Italia Digitale, ultimi senza risorse private

di Barbara Weisz

Pubblicato 22 Novembre 2016
Aggiornato 7 Aprile 2017 10:35

L'Italia Digitale terzultima in Europa: strategie, stato dell'arte e la ricetta dell'Osservatorio Polimi, ossia un patto fra pubblico e privato.

SPID, PagoPAAnagrafe digitale: malgrado i passi avanti, l’Italia resta in fondo alla classifica europea (25esima su 29 paesi censiti dal Digital Economy and Society Index). La chiave per la svolta, secondo l’Osservatorio Agenda Digitale della School of Management del Politecnico di Milano, sta nella collaborazione fra pubblico e privato. Come sottolinea Alessandro Perego, Direttore scientifico degli Osservatori Digital Innovation del Politecnico di Milano:

=> Le nuove sfide della rivoluzione digitale

«Il piano triennale per l’Informatica nella PA, che sarà rilasciato per la fine dell’anno, porta avanti un modello chiaro che inquadra in una cornice organica le diverse iniziative e valorizza i contributi di PA e imprese».

Pubblico e privato devono sottoscrivere:

 «un Patto per l’Italia Digitale proteggendo il modello di collaborazione previsto dal piano, per darne poi attuazione con regole comuni, progetti condivisi e logiche sistemiche».

Analizzando la classifica europea, lo studio rileva una stretta correlazione fra livello di digitalizzazione di un Paese e crescita economica, sociale, industriale e legalitaria: i paesi che dal 2013 hanno investito maggiormente nel Digitale registrano avanzamento del PIL, miglioramenti nel Social Progress Index, nella classifica Doing Business e nel Corruption Perception Index.
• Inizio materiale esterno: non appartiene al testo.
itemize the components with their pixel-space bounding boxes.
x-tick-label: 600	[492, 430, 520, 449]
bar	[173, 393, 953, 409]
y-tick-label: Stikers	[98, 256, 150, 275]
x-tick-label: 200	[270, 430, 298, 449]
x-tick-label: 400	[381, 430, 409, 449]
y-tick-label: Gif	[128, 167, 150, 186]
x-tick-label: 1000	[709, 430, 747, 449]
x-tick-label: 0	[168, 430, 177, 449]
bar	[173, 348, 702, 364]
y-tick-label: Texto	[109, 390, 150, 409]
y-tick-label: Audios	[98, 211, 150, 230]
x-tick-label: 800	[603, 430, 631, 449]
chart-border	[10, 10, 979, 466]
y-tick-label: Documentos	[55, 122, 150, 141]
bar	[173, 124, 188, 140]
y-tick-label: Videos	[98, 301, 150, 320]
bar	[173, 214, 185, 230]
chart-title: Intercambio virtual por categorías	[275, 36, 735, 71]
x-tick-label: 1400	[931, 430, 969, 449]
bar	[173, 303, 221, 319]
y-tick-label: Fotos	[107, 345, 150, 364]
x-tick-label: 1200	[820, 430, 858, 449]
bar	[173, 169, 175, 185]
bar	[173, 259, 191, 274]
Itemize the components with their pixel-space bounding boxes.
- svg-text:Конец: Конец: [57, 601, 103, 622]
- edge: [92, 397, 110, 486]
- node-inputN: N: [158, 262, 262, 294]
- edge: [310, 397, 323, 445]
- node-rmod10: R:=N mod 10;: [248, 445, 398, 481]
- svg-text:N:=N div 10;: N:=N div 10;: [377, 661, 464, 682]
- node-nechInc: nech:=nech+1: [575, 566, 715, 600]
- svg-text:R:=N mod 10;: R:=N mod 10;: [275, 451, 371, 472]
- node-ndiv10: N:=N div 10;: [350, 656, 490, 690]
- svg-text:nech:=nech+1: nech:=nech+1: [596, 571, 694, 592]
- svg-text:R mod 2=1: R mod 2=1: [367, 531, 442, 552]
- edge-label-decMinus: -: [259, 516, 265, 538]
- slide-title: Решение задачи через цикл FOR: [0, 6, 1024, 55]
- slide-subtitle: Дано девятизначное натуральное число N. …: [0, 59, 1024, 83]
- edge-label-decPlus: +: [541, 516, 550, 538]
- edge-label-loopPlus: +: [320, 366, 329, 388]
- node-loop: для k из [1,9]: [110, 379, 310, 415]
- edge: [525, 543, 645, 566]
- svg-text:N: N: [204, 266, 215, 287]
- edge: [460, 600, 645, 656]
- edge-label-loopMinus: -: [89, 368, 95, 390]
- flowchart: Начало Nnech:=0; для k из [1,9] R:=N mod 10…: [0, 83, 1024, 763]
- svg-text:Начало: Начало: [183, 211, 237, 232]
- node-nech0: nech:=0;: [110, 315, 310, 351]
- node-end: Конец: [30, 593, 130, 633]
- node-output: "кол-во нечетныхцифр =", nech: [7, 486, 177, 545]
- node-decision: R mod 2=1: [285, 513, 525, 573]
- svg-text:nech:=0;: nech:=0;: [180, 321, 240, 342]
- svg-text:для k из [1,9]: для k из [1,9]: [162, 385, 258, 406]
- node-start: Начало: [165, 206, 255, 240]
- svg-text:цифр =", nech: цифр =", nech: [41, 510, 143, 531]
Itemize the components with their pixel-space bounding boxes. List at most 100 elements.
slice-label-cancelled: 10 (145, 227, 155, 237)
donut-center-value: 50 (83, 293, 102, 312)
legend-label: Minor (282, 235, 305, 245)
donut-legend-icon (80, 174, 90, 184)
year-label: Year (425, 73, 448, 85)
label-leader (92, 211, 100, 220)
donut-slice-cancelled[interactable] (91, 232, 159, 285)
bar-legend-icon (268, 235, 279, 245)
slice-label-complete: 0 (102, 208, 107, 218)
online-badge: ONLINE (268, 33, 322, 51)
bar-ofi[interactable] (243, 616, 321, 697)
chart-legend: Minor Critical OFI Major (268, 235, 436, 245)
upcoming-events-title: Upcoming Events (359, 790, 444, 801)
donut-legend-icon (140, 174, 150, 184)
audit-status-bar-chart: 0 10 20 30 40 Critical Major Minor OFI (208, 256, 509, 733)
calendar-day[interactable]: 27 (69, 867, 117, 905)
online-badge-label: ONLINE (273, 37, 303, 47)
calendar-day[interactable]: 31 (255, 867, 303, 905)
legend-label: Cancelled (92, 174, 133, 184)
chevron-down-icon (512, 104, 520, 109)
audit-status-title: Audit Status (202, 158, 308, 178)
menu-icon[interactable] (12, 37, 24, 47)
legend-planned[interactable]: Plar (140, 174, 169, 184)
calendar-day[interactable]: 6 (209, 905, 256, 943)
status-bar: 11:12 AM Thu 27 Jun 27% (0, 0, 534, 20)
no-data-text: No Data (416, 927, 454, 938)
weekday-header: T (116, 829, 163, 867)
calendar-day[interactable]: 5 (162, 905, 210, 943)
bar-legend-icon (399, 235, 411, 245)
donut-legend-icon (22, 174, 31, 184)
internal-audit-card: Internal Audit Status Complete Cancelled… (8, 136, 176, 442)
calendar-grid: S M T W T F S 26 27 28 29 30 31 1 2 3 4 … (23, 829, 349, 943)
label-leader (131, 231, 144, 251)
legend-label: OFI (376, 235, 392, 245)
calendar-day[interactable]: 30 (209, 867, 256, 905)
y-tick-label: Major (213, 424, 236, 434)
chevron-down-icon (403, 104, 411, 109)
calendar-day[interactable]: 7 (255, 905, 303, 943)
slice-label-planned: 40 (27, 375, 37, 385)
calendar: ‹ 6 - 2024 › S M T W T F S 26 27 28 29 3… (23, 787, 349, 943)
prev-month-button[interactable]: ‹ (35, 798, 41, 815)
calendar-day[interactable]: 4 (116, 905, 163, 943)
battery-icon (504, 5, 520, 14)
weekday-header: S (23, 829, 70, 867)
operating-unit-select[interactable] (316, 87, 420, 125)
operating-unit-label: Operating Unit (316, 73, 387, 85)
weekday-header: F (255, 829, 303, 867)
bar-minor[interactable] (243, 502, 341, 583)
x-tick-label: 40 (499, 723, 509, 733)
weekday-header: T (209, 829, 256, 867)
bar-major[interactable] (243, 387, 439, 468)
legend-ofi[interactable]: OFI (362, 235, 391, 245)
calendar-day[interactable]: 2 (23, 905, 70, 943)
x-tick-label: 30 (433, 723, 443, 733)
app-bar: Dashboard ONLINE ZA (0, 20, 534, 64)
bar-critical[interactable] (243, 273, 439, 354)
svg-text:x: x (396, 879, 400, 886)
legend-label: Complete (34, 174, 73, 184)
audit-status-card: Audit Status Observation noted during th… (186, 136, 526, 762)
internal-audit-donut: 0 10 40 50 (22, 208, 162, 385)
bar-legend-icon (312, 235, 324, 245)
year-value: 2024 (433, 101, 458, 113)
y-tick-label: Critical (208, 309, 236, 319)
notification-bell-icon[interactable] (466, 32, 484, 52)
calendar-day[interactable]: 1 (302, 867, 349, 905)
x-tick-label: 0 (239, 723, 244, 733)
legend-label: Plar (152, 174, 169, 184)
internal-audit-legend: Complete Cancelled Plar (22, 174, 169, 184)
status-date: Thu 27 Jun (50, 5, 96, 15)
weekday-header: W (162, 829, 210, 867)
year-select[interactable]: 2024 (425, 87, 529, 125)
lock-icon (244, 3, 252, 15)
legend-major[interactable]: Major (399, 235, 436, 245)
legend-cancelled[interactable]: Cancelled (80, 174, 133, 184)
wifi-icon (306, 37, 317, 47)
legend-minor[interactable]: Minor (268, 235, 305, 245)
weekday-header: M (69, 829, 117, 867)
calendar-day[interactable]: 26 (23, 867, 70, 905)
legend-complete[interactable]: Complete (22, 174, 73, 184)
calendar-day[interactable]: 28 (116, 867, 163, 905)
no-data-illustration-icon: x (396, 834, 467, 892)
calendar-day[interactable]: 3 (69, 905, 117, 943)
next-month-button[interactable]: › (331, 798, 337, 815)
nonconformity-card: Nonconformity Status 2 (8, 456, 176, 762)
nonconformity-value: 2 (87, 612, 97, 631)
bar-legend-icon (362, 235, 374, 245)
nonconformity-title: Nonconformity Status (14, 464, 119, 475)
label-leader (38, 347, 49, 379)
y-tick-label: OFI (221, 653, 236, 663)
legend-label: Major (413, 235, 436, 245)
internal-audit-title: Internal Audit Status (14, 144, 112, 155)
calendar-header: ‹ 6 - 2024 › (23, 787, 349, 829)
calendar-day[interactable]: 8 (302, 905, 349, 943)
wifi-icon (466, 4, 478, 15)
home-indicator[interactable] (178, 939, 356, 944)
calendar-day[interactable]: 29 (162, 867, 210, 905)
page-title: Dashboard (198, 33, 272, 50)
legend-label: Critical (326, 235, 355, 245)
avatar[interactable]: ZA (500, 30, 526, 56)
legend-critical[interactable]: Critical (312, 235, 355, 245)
Scendendo nel dettaglio delle strategie dell’Agenda Digitale, da una parte si registra come le diverse iniziative messe in atto abbiano un impatto positivo su 20 dei 30 indicatori presi in considerazione, dall’altra si evidenzia un effetto significativo solo su quattro indicatori, mentre è molto scarso l’impatto sul fronte della digitalizzazione delle imprese (su cui, ora, punta il piano Industria 4.0 inserito in Legge di Stabilità).

Fra i punti critici, resta la diffusione della banda larga ultraveloce (penultimo posto, con il 44% di copertura), su cui comunque si registrano passi avanti (+115% dal 2014). Il piano del Governo punta a una copertura del 75% entro il 2018, per arrivare al 100% nel 2020.

«La copertura della banda larga tra le Regioni italiane è molto eterogenea: nel 2015 si va dal 76% delle abitazioni calabresi coperte a 30 Mbps all’1% di quelle valdostane, con il Sud a primeggiare grazie ai fondi europei — commenta Luca Gastaldi, Direttore dell’Osservatorio Agenda Digitale —. Se si guarda però la copertura 100 Mbps, solo Lombardia e Lazio nel 2015 hanno oltre il 20% delle loro abitazioni coperte. Gli obiettivi fissati dalle Regioni per il 2018 dovrebbero ridurre le differenze tra le coperture a 30 Mbps. Rimarranno quelle a 100 Mbps».

Per quanto riguarda il sistema unico di identità digitale SPID, a sette mesi dall’avvio sono state erogate 133mila identità digitali, che entro il 2018 potrebbero diventare oltre 9 milioni. Nel dettaglio, si prevedono almeno 500mila identità digitali entro marzo 2017 e altri 3 milioni entro fine 2017. Questo è un fronte che coinvolge le imprese, in primis le PMI.

«Il fatto che un utente possegga un’identità SPID non implica necessariamente che la utilizzi per usufruire dei servizi online — commenta Giuliano Noci, Responsabile Scientifico dell’Osservatorio Agenda Digitale —. Il 75% dei comuni italiani oggi non offre servizi online che richiedano un’autenticazione digitale». Se le imprese iniziassero a utilizzare SPID per fornire i servizi digitali, la diffusione di SPID sarebbe più veloce.

Altro tema di interesse per le imprese, il Codice degli appalti pubblici, che però attende ancora ben 75 provvedimenti attuativi. nel frattempo, vista l’incertezza che ha seguito l’approvazione, i bandi di gara dell’Italia relativi a servizi digitali si sono ridotti del 30% rispetto allo stesso periodo nell’anno precedente.